Q: I have always been encouraged to vote by past employers. I recently accepted a new job in early September. I left work about 45 minutes early to vote in the September primaries in my hometown polling location. Since I moved over the summer, it was the first time I voted at this location so I was unsure of exactly how to get there. When I arrived at work the next day, I was “spoken” to about leaving early the day before. Shouldn’t citizens be allowed a little slack to vote? Is there any law that covers this? I have never had this problem in the past. My manager is not very aware of US laws.
A: Wow. I am sorry that this happened to you. All voters should be permitted to vote in both primaries and regular elections.
If you just accepted your new role and began work in September, you are probably still learning about the company culture, expectations and even your manager’s work style. You don’t provide this information but I am hoping that you notified your manager before you left early and didn’t simple “close up shop” and leave for the day.
In fact, you are correct in your assumption that employees should be permitted to take time off from work to vote. Under Massachusetts law, an employer must give an employee up to two hours off to vote in an election – either a primary or general election. The employer does not have to pay the employee for any time taken off for the purpose of voting.
Although not explicitly required within the Massachusetts law, I think one way of demonstrating a high level of professionalism would be to make this request in advance of the primary date. Perhaps in an email or person-to-person exchange may have been the best way to request this time off from your manager. One approach: “Tom, I want to vote on Tuesday. Would you prefer that I vote in the morning and arrive a few minutes past 9am, or would you prefer that I leave a bit early to vote on my way home?”

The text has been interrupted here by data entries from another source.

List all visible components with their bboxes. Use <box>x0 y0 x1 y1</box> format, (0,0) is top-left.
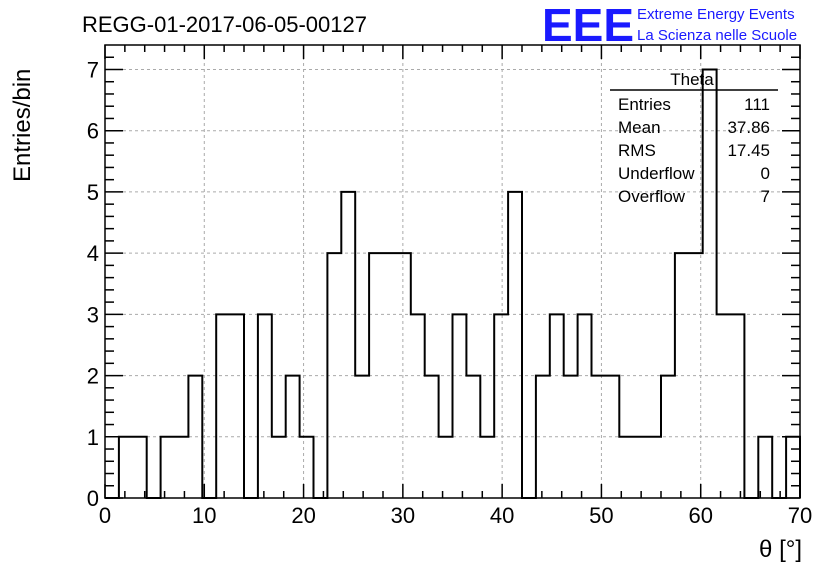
x-tick-label: 30 <box>391 503 415 528</box>
logo-line1: Extreme Energy Events <box>637 6 795 23</box>
stats-label: RMS <box>618 141 656 160</box>
eee-logo: EEE Extreme Energy Events La Scienza nel… <box>542 0 797 51</box>
y-tick-label: 4 <box>87 241 99 266</box>
axis-ticks <box>104 45 801 499</box>
stats-title: Theta <box>670 70 714 89</box>
x-tick-labels: 0 10 20 30 40 50 60 70 <box>99 503 812 528</box>
y-tick-label: 2 <box>87 364 99 389</box>
y-tick-label: 5 <box>87 180 99 205</box>
stats-label: Overflow <box>618 187 686 206</box>
logo-line2: La Scienza nelle Scuole <box>637 27 797 44</box>
y-tick-label: 6 <box>87 119 99 144</box>
y-tick-label: 0 <box>87 486 99 511</box>
stats-value: 17.45 <box>727 141 770 160</box>
stats-label: Entries <box>618 95 671 114</box>
x-tick-label: 60 <box>688 503 712 528</box>
stats-box: Theta Entries 111 Mean 37.86 RMS 17.45 Underfl… <box>610 70 778 206</box>
x-tick-label: 50 <box>589 503 613 528</box>
x-tick-label: 40 <box>490 503 514 528</box>
stats-value: 111 <box>744 95 770 114</box>
stats-value: 37.86 <box>727 118 770 137</box>
stats-label: Underflow <box>618 164 695 183</box>
histogram-line <box>105 68 801 499</box>
x-tick-label: 20 <box>291 503 315 528</box>
plot-frame <box>104 44 801 499</box>
y-tick-label: 3 <box>87 302 99 327</box>
y-tick-labels: 0 1 2 3 4 5 6 7 <box>87 57 99 511</box>
y-tick-label: 1 <box>87 425 99 450</box>
y-tick-label: 7 <box>87 57 99 82</box>
stats-label: Mean <box>618 118 661 137</box>
x-axis-label: θ [°] <box>759 536 802 563</box>
x-tick-label: 10 <box>192 503 216 528</box>
x-tick-label: 0 <box>99 503 111 528</box>
logo-text: EEE <box>542 0 634 51</box>
chart-title: REGG-01-2017-06-05-00127 <box>82 12 367 37</box>
stats-value: 0 <box>761 164 770 183</box>
y-axis-label: Entries/bin <box>9 69 36 182</box>
stats-value: 7 <box>761 187 770 206</box>
x-tick-label: 70 <box>788 503 812 528</box>
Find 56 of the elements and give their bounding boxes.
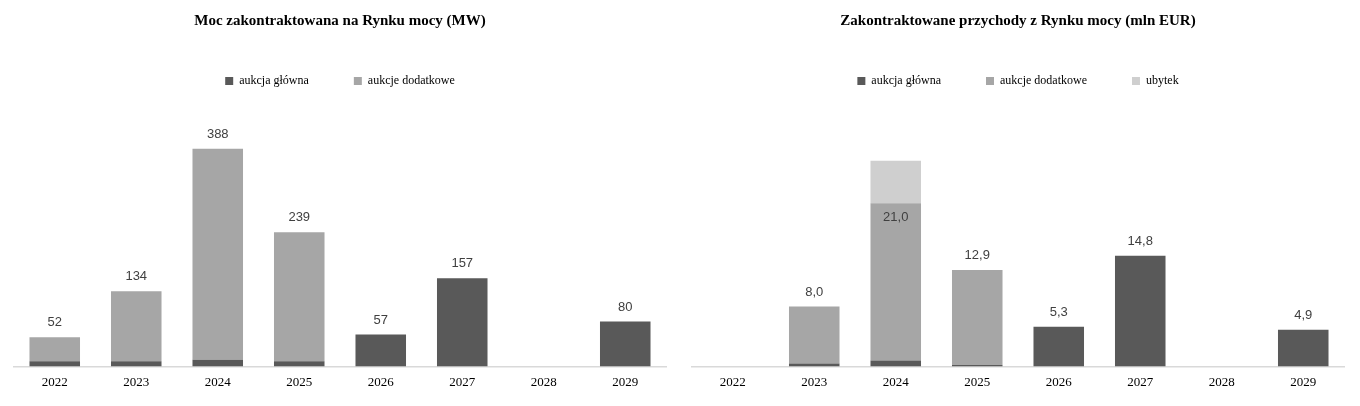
data-label: 57	[373, 311, 388, 327]
bar	[1033, 326, 1085, 367]
x-tick-label: 2028	[530, 373, 557, 389]
bar	[1277, 329, 1329, 367]
total-label: 134	[125, 268, 148, 284]
bar	[110, 361, 162, 367]
bar	[870, 160, 922, 204]
bar	[870, 203, 922, 361]
data-label: 157	[451, 255, 474, 271]
data-label: 21,0	[883, 209, 909, 225]
x-tick-label: 2027	[449, 373, 476, 389]
bar	[192, 359, 244, 367]
legend-label: ubytek	[1145, 73, 1179, 88]
bar	[599, 321, 651, 367]
bar	[192, 148, 244, 360]
legend-label: aukcja główna	[871, 73, 942, 88]
bar	[788, 363, 840, 367]
bar	[29, 337, 81, 362]
x-tick-label: 2026	[367, 373, 395, 389]
data-label: 14,8	[1127, 232, 1153, 248]
legend-label: aukcja główna	[239, 73, 310, 88]
data-label: 5,3	[1049, 303, 1068, 319]
bar	[1114, 255, 1166, 367]
x-tick-label: 2023	[123, 373, 150, 389]
bar	[951, 269, 1003, 365]
x-tick-label: 2029	[612, 373, 639, 389]
bar	[273, 232, 325, 362]
total-label: 388	[206, 125, 229, 141]
legend-label: aukcje dodatkowe	[367, 73, 455, 88]
x-tick-label: 2022	[719, 373, 746, 389]
bar	[788, 306, 840, 364]
data-label: 80	[618, 298, 633, 314]
total-label: 12,9	[964, 246, 990, 262]
bar	[436, 278, 488, 367]
bar	[273, 361, 325, 367]
chart-title: Moc zakontraktowana na Rynku mocy (MW)	[194, 11, 486, 29]
bar	[355, 334, 407, 367]
x-tick-label: 2028	[1208, 373, 1235, 389]
chart-title: Zakontraktowane przychody z Rynku mocy (mln EUR)	[840, 11, 1196, 29]
x-tick-label: 2023	[801, 373, 828, 389]
x-tick-label: 2029	[1290, 373, 1317, 389]
x-tick-label: 2024	[204, 373, 232, 389]
total-label: 8,0	[805, 283, 824, 299]
bar	[29, 361, 81, 367]
x-tick-label: 2025	[286, 373, 313, 389]
x-tick-label: 2024	[882, 373, 910, 389]
bar	[870, 360, 922, 367]
x-tick-label: 2026	[1045, 373, 1073, 389]
total-label: 52	[47, 314, 62, 330]
bar	[110, 291, 162, 362]
x-tick-label: 2025	[964, 373, 991, 389]
legend-label: aukcje dodatkowe	[1000, 73, 1087, 88]
x-tick-label: 2027	[1127, 373, 1154, 389]
total-label: 239	[288, 209, 311, 225]
x-tick-label: 2022	[41, 373, 68, 389]
data-label: 4,9	[1294, 306, 1313, 322]
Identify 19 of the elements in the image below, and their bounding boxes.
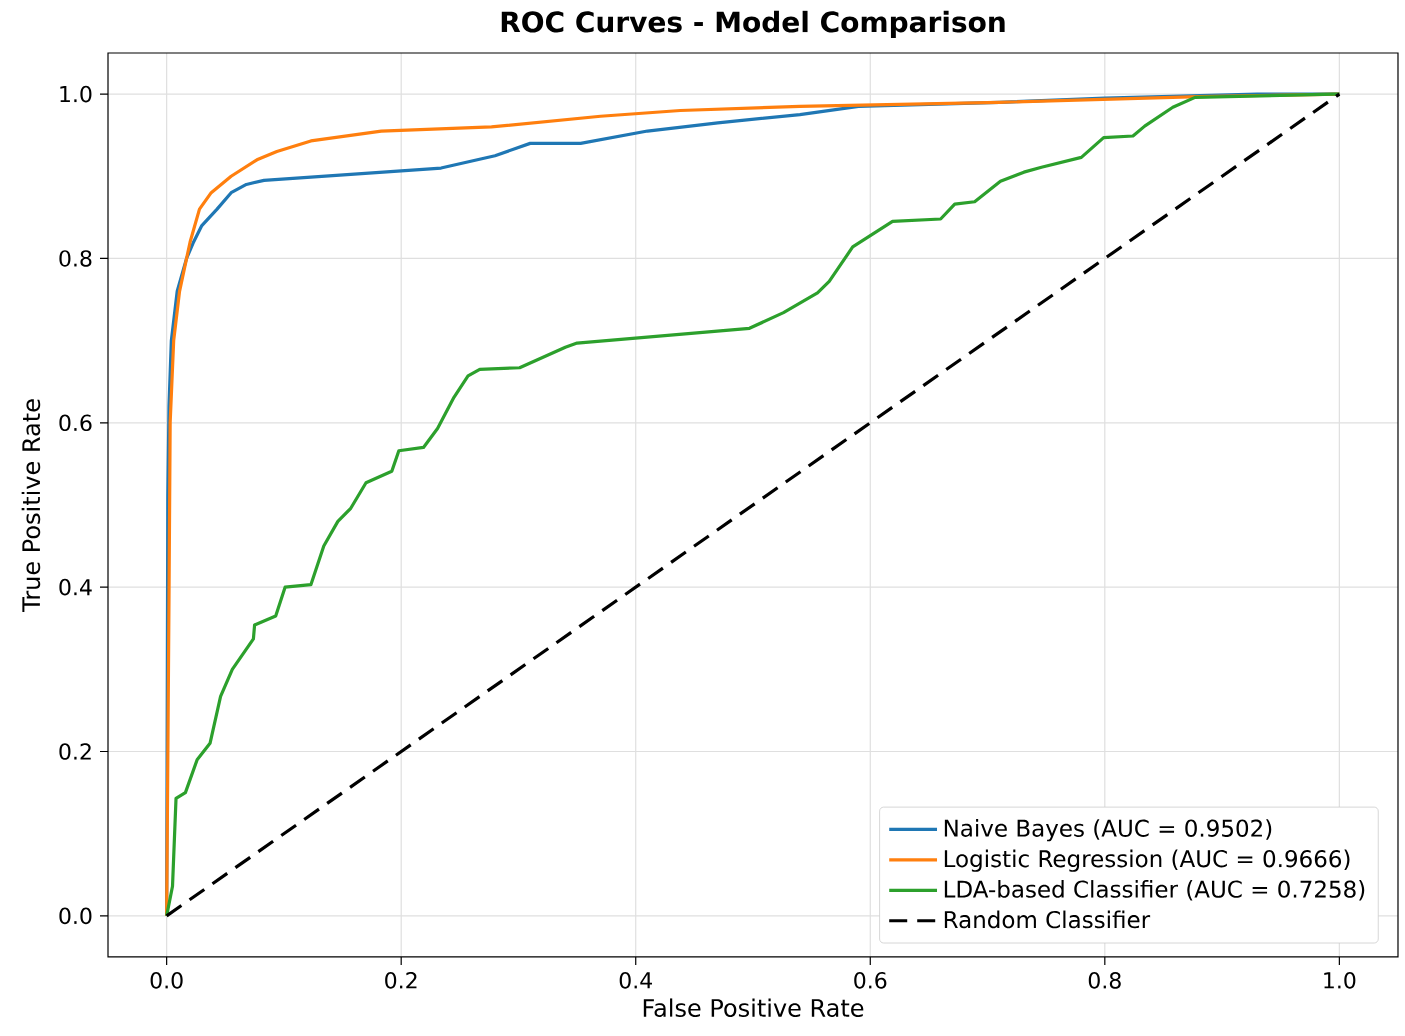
x-tick-label: 0.0 — [150, 972, 183, 989]
y-axis-title: True Positive Rate — [21, 399, 41, 612]
y-tick-label: 0.6 — [59, 414, 92, 432]
legend-label: Naive Bayes (AUC = 0.9502) — [944, 819, 1272, 842]
y-tick-label: 1.0 — [60, 85, 92, 103]
y-tick-label: 0.4 — [59, 578, 92, 596]
chart-title: ROC Curves - Model Comparison — [501, 10, 1005, 38]
x-tick-label: 0.8 — [1088, 972, 1121, 989]
x-axis-title: False Positive Rate — [643, 998, 864, 1017]
y-tick-label: 0.2 — [59, 743, 91, 760]
x-tick-label: 0.4 — [619, 972, 652, 989]
x-tick-label: 1.0 — [1324, 972, 1356, 989]
y-tick-label: 0.0 — [59, 907, 92, 925]
x-tick-label: 0.2 — [385, 972, 417, 989]
legend-label: LDA-based Classifier (AUC = 0.7258) — [944, 880, 1365, 901]
legend-label: Logistic Regression (AUC = 0.9666) — [944, 849, 1350, 872]
y-tick-label: 0.8 — [59, 250, 92, 267]
x-tick-label: 0.6 — [854, 972, 887, 989]
legend-label: Random Classifier — [944, 910, 1151, 929]
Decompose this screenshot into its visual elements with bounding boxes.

Most managers would understand the need to allow some extra time for traveling to a new polling location or a perhaps a particularly long commute to a polling location. Supervisors and managers still have to oversee the operational functioning of their departments and/or areas of responsibility on election days. Your manager may have had to balance several requests of this nature. However, the law is clear — all voters should be allowed time off to vote.